Jackson announced Monday that she will be walking away from CPS after more than three years as CEO when her contract expires on June 30. Mayor Lori Lightfoot said the city has already hired a firm that will conduct a nationwide search for a new district leader.
Raise Your Hand begins its letter by noting that Jackson’s replacement will be the eighth CPS CEO in the last 12 years, and expressing disappointment that the search for her eventual successor “will not be led by a fully elected representative school board.”
The group’s first recommendation is that Jackson’s replacement commit to better funding education in predominantly Black and brown communities, pointing to the district’s controversial decision in 2018 to shutter four Englewood schools in favor of opening one new high school in that neighborhood.

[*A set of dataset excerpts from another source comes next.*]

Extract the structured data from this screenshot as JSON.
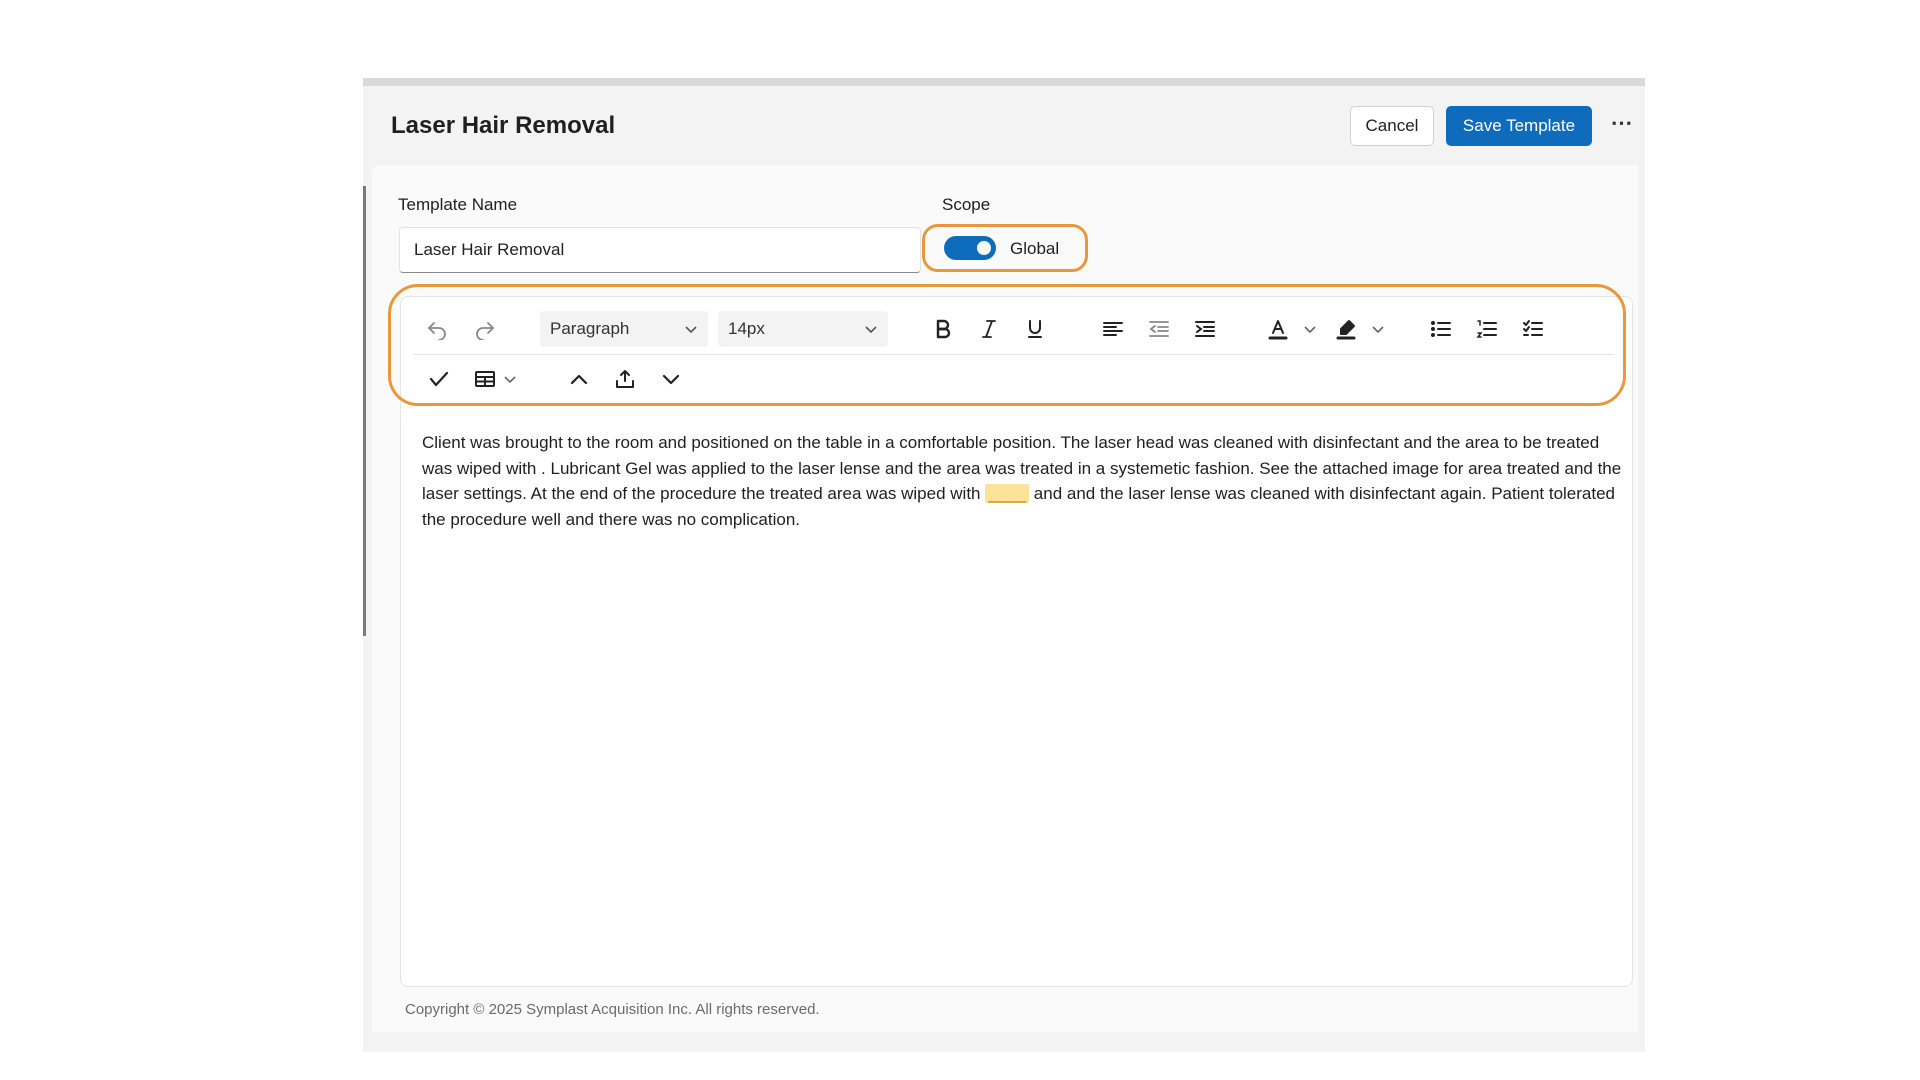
{
  "header": {
    "title": "Laser Hair Removal",
    "cancel_label": "Cancel",
    "save_label": "Save Template",
    "more_label": "⋯"
  },
  "form": {
    "template_name_label": "Template Name",
    "template_name_value": "Laser Hair Removal",
    "scope_label": "Scope",
    "scope_value": "Global",
    "scope_enabled": true
  },
  "toolbar": {
    "block_format": "Paragraph",
    "font_size": "14px",
    "icons": [
      "undo-icon",
      "redo-icon",
      "bold-icon",
      "italic-icon",
      "underline-icon",
      "align-left-icon",
      "outdent-icon",
      "indent-icon",
      "text-color-icon",
      "highlight-icon",
      "bullet-list-icon",
      "numbered-list-icon",
      "checklist-icon",
      "spellcheck-icon",
      "table-icon",
      "move-up-icon",
      "insert-icon",
      "move-down-icon"
    ]
  },
  "editor": {
    "text_part1": "Client was brought to the room and positioned on the table in a comfortable position. The laser head was cleaned with disinfectant and the area to be treated was wiped with .    Lubricant Gel was applied to the laser lense and the area was treated in a systemetic fashion. See the attached image for area treated and the laser settings. At the end of the procedure the treated area was wiped with ",
    "placeholder": "____",
    "text_part2": " and and the laser lense was cleaned with disinfectant again. Patient tolerated the procedure well and there was no complication."
  },
  "footer": {
    "copyright": "Copyright © 2025 Symplast Acquisition Inc. All rights reserved."
  },
  "colors": {
    "primary": "#0f6cbd",
    "highlight_ring": "#e8973d",
    "placeholder_bg": "#fde39a"
  }
}
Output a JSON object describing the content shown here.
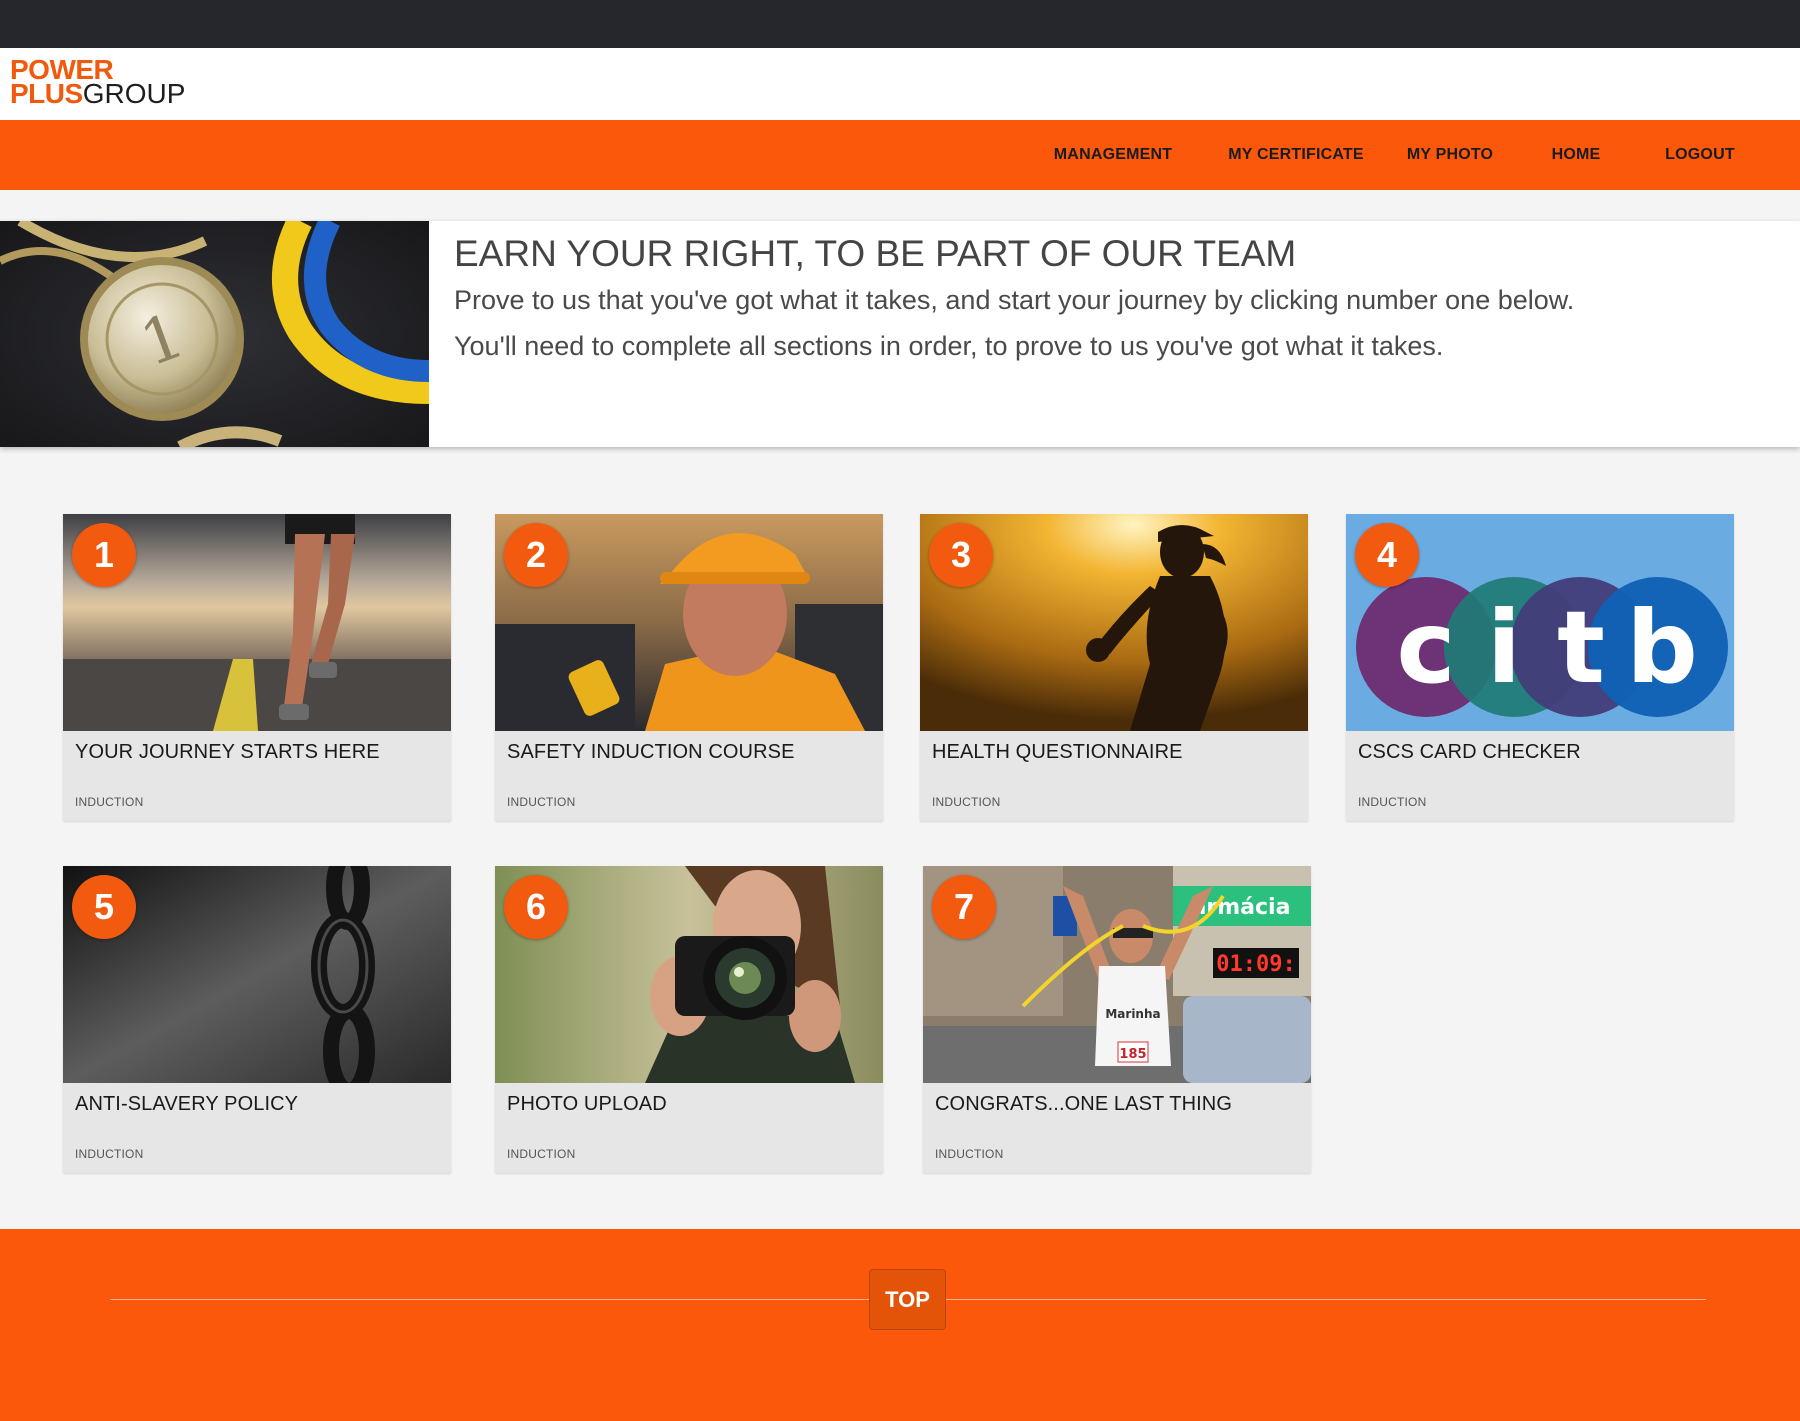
{
  "brand": {
    "line1": "POWER",
    "line2_accent": "PLUS",
    "line2_rest": "GROUP",
    "accent_color": "#fb580c"
  },
  "nav": {
    "items": [
      {
        "label": "MANAGEMENT"
      },
      {
        "label": "MY CERTIFICATE"
      },
      {
        "label": "MY PHOTO"
      },
      {
        "label": "HOME"
      },
      {
        "label": "LOGOUT"
      }
    ]
  },
  "hero": {
    "image": "gold-medal-ribbon-image",
    "title": "EARN YOUR RIGHT, TO BE PART OF OUR TEAM",
    "line1": "Prove to us that you've got what it takes, and start your journey by clicking number one below.",
    "line2": "You'll need to complete all sections in order, to prove to us you've got what it takes."
  },
  "cards": [
    {
      "number": "1",
      "title": "YOUR JOURNEY STARTS HERE",
      "tag": "INDUCTION",
      "image": "runner-on-road-image"
    },
    {
      "number": "2",
      "title": "SAFETY INDUCTION COURSE",
      "tag": "INDUCTION",
      "image": "construction-worker-radio-image"
    },
    {
      "number": "3",
      "title": "HEALTH QUESTIONNAIRE",
      "tag": "INDUCTION",
      "image": "woman-running-sunset-image"
    },
    {
      "number": "4",
      "title": "CSCS CARD CHECKER",
      "tag": "INDUCTION",
      "image": "citb-logo-image",
      "logo_letters": [
        "c",
        "i",
        "t",
        "b"
      ]
    },
    {
      "number": "5",
      "title": "ANTI-SLAVERY POLICY",
      "tag": "INDUCTION",
      "image": "chain-image"
    },
    {
      "number": "6",
      "title": "PHOTO UPLOAD",
      "tag": "INDUCTION",
      "image": "woman-with-camera-image"
    },
    {
      "number": "7",
      "title": "CONGRATS...ONE LAST THING",
      "tag": "INDUCTION",
      "image": "marathon-finish-image",
      "sign_text": "armácia",
      "clock_text": "01:09:",
      "bib_text": "185",
      "shirt_text": "Marinha"
    }
  ],
  "footer": {
    "top_label": "TOP"
  }
}
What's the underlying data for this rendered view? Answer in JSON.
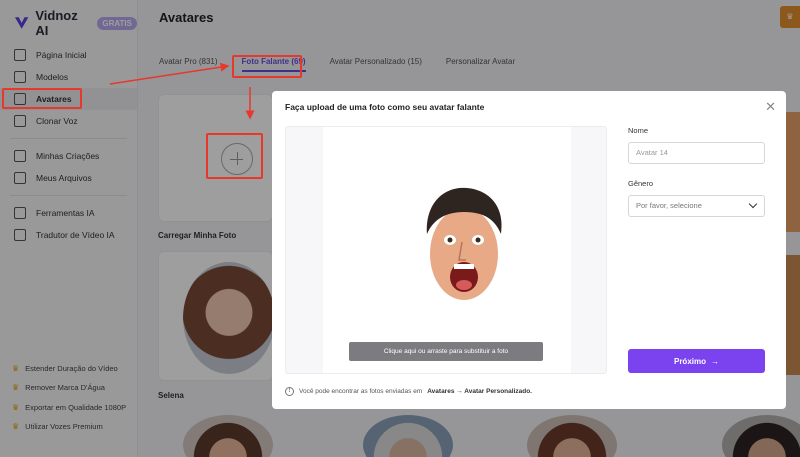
{
  "app": {
    "brand": "Vidnoz AI",
    "badge": "GRATIS",
    "page_title": "Avatares"
  },
  "sidebar": {
    "items": [
      {
        "label": "Página Inicial",
        "icon": "home-icon"
      },
      {
        "label": "Modelos",
        "icon": "template-icon"
      },
      {
        "label": "Avatares",
        "icon": "avatar-icon",
        "active": true
      },
      {
        "label": "Clonar Voz",
        "icon": "voice-icon"
      },
      {
        "label": "Minhas Criações",
        "icon": "play-icon"
      },
      {
        "label": "Meus Arquivos",
        "icon": "cloud-icon"
      },
      {
        "label": "Ferramentas IA",
        "icon": "tools-icon"
      },
      {
        "label": "Tradutor de Vídeo IA",
        "icon": "translate-icon"
      }
    ],
    "perks": [
      "Estender Duração do Vídeo",
      "Remover Marca D'Água",
      "Exportar em Qualidade 1080P",
      "Utilizar Vozes Premium"
    ]
  },
  "tabs": [
    {
      "label": "Avatar Pro (831)"
    },
    {
      "label": "Foto Falante (69)",
      "active": true
    },
    {
      "label": "Avatar Personalizado (15)"
    },
    {
      "label": "Personalizar Avatar"
    }
  ],
  "gallery": {
    "upload_label": "Carregar Minha Foto",
    "first_avatar_name": "Selena"
  },
  "modal": {
    "title": "Faça upload de uma foto como seu avatar falante",
    "replace_text": "Clique aqui ou arraste para substituir a foto",
    "name_label": "Nome",
    "name_placeholder": "Avatar 14",
    "gender_label": "Gênero",
    "gender_placeholder": "Por favor, selecione",
    "next_label": "Próximo",
    "next_arrow": "→",
    "hint_prefix": "Você pode encontrar as fotos enviadas em",
    "hint_path": "Avatares → Avatar Personalizado."
  },
  "colors": {
    "accent": "#7b43f0",
    "annotation": "#e8372b",
    "crown": "#e4a11b"
  }
}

A similar plan has since been proposed in the North Lawndale neighborhood.
“Chicago has seen systematic school closures and chronic disinvestment that has destabilized Black and Brown communities and further exacerbated the push out of Black families and Black teachers in Chicago,” the group said. “We must be aggressive in funding education in these school communities without being extractive.”
Raise Your Hand also complained that too often CPS treats parents and students as a “checkbox,” ignoring their pleas and moving ahead with planning decisions without incorporating those voices.
They want meaningful opportunities not only to speak on district plans and policies, but to actually help craft them. And those opportunities shouldn’t be reserved for parents, the group said, but students too should be included in this process.
They said too often students are “last in line for feedback” and are “given advisory roles with no real power.”
“In order to achieve a robust, well-funded and healthy CPS community, we urge you not to make the same mistakes as your predecessors,” the group said in its letter. “Please listen to the needs of CPS students, families and educators. Stand with those that most need your support to thrive in Chicago Public Schools.”